Monica Bellucci, wie haben Sie die Reaktionen auf den ursprünglichen Film und seine Premiere in Cannes 2002 in Erinnerung?
Viele Menschen verließen damals vorzeitig den Saal, was dazu führte, dass sie die Dimension des Films nicht verstehen konnten.
Die Poesie des Endes fehlte ihnen dabei komplett. Die Intimität zwischen mir und Vincent (Vincent Cassel, ihr Leinwandpartner und damaliger Ehemann, Anm. d. Red.) sieht man erst am Ende des Films. Das haben viele dann verpasst, weil sie mit der Gewalt in den ersten Szenen überfordert waren. Trotzdem hat der Film es geschafft, einen Kultstatus zu erreichen, weil es auch viele Menschen gab, die den Film verstanden und geliebt haben. Heute begreift man ihn vielleicht besser denn je.

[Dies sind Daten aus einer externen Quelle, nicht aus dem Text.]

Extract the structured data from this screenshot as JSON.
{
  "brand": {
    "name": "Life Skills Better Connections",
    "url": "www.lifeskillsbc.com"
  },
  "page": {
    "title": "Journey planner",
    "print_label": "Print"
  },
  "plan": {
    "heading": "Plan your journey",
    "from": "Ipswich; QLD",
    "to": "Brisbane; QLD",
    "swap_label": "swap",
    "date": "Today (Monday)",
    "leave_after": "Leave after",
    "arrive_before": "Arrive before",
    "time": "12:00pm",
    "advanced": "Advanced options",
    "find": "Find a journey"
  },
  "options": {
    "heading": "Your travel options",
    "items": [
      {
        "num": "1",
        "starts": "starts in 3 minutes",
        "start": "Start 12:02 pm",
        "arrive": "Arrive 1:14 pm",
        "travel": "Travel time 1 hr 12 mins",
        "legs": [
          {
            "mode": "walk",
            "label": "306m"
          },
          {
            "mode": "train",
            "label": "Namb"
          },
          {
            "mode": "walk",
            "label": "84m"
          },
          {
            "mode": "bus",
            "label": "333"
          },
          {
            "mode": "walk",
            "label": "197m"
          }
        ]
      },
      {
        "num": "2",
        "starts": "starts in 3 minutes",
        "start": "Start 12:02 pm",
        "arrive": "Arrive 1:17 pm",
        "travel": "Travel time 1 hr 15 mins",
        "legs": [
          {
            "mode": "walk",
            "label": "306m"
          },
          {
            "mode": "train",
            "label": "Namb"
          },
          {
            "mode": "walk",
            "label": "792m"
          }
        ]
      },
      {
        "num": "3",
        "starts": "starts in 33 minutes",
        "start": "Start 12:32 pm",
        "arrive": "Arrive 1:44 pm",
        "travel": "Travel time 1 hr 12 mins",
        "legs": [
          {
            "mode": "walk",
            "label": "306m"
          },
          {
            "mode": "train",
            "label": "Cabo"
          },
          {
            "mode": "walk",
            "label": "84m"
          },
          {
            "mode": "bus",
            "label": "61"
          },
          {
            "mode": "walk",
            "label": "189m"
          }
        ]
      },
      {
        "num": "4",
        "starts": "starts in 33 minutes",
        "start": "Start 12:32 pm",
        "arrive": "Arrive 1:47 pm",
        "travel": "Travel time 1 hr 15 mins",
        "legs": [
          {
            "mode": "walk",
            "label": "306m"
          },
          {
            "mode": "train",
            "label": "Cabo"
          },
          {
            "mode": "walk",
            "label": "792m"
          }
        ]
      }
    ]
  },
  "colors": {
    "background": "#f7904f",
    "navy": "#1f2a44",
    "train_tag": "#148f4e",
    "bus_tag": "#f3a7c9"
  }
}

Ist das auch der #MeToo-Bewegung geschuldet?
Absolut. Diese Bewegung hat viel mit den Themen zu tun, die wir schon damals angesprochen haben. Ich bin überzeugt, dass Filme die Welt verändern können, weil sie die Kultur verändern.
Man kann als neuer Mensch aus einem Film herauskommen. „Clockwork Orange“oder „La Vie d’Adèle“sind verstörende, schmerzhafte, aber eben auch wunderschöne Werke. Das Gleiche gilt auch für „Irréversible“. Ja, der Film ist intensiv und verstörend, aber relevant. Er hat eine öffentliche Kontroverse ausgelöst, die wir dringend brauchten.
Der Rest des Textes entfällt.